Either way, Tunisia's next prime minister and government face major economic challenges.
Coronavirus has hit the informal sector and nudged up the country's already high unemployment, which catalyzed Tunisia's Jasmine Revolution nearly a decade ago.
Now, the country is seeing fresh unrest, with protesters demanding jobs shutting down a key oil production site in the south.
And while Tunisia is included in a very short European Union list of safe countries for travel, its hotels and beaches are mostly empty. The near-term prognosis for the tourism industry, which accounts for up to 14 percent of GDP, is grim.

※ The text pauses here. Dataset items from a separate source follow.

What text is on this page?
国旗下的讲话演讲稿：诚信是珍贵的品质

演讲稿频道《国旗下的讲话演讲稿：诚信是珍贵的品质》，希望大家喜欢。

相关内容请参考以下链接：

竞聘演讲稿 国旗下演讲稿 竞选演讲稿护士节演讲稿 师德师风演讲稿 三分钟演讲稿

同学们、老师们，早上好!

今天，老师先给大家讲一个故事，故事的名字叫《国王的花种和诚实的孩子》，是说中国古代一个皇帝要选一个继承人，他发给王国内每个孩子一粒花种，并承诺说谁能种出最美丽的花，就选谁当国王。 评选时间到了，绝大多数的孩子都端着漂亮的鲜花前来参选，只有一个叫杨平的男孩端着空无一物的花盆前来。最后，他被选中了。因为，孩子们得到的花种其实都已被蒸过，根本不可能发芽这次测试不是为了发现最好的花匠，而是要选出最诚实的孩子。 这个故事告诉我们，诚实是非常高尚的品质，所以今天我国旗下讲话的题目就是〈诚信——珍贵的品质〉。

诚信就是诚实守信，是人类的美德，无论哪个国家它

"During the terrorist attacks, the Algerians and even the Libyans saved the tourist season," analyst Ayari said of five years ago, when Tunisia was the target of deadly attacks by Islamic radicals that killed dozens of people at a beach resort and the country's leading museum. Today, Algeria's border with Tunisia is coronavirus-shuttered. Libya is riven by fighting.
Tunisian officials are in talks with the International Monetary Fund for another desperately needed loan, following one in April. The loan would be conditioned on reforms politically difficult to push through, analysts say, especially if the next government is weak.

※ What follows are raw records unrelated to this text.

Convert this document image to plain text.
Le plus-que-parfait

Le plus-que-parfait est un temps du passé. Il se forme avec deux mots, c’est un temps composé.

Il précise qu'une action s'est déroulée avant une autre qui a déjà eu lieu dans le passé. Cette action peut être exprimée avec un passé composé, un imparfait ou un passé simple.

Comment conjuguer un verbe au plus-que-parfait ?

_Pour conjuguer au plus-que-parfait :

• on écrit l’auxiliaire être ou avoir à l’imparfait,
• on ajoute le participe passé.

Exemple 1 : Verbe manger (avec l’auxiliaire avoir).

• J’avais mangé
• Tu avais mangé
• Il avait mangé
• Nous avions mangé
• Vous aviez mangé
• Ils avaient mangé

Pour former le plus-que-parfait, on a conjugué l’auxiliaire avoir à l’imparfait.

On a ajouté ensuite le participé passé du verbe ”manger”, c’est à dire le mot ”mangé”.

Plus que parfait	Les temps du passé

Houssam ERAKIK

That's the prognosis of ratings agency Fitch, which assesses that any new government will need the approval of at least four parties in parliament, making its base "heterogeneous and fragmented," and shrinking its ability to implement legislation.
"The risk of snap elections will linger," added Fitch, which downgraded Tunisia's outlook from B+ to B in May.
Ayari, too, fears more turmoil ahead. He and others attribute it partly to a political system midway between parliamentary and presidential, where parties gaining votes and power can also influence civil service jobs.
While some observers predict the demise of the country's revolutionary gains, Ayari notes the country's record of muddling through.
"There have been extremely difficult moments in Tunisia, where the country seemed to risk tumbling into the worst scenario," he said.
"But there have always been politicians and unions keeping channels of discussion open,'' Ayari added, pointing to Tunisia's National Dialogue Quartet, a group of civil society leaders who won the 2015 Nobel Peace Prize for defusing another spiraling crisis.
"In my opinion, we're entering this phase," he said.